Pay as you go?
The WSJ discusses the current resuscitation of the concept of “pay as you go” and finds that it has heard this all before:
Some things in politics you can’t make up, such as President Obama’s re-re-endorsement Tuesday of “pay-as-you-go” budgeting. Coming after $787 billion in nonstimulating stimulus, a $410 billion omnibus to wrap up fiscal 2009, a $3.5 trillion 2010 budget proposal, sundry bailouts and a 13-figure health-care spending expansion still to come, this latest vow of fiscal chastity is like Donald Trump denouncing self-promotion. Check that. Even The Donald would find this one too much to sell.

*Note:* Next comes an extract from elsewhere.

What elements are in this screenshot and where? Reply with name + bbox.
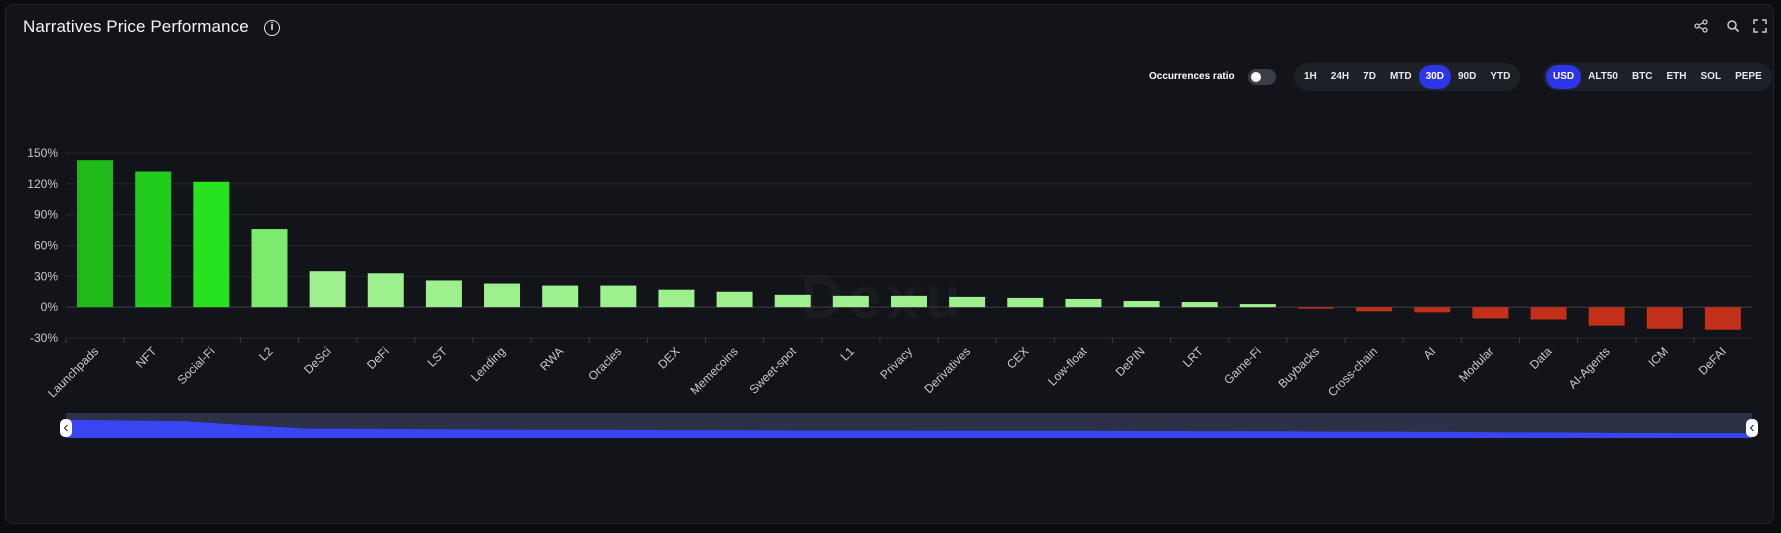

But Mr. Obama must think the press and public are dumb enough to buy it, because there he was Tuesday re-selling the same “paygo” promises that Democrats roll out every election. Paygo is “very simple,” the President claimed. “Congress can only spend a dollar if it saves a dollar elsewhere.”
That’s what Democrats also promised in 2006, with Nancy Pelosi vowing that “the first thing” House Democrats would do if they took Congress was reimpose paygo rules that “Republicans had let lapse.” By 2008, Speaker Pelosi had let those rules lapse no fewer than 12 times, to make way for $400 billion in deficit spending. Mr. Obama repeated the paygo pledge during his 2008 campaign, and instead we have witnessed the greatest peacetime spending binge in U.S. history. As a share of GDP, spending will hit an astonishing 28.5% in fiscal 2009, with the deficit hitting 13% and projected to stay at 4% to 5% for years to come.
Pay as you go? There’s been no payment so far for this tragedy. But the bill will very likely be coming due shortly, and perhaps we’ll discover that even many Democrats object to having their pockets picked by the dissembling elites in Washington.

June 19th, 2009 at 12:10 pm
I wish America’s politicians would read “The Power of Small” ( http://tinyurl.com/cmdxg6 ). Smaller is definitely better, certainly when it comes to the budget, especially when the country is already drowning in debt. “Pay as you go” is a decent idea, although it’s a little arbitrary in its assumption that there is a correct budgetary level, and it should neither exceed nor go below that. Of course, as you point out, good ideas are often invoked and then ignored by those in charge of spending tax dollars. Pay as you go would be better than what we have now, which is ever-increasing spending, but what we really need is less spending and more saving.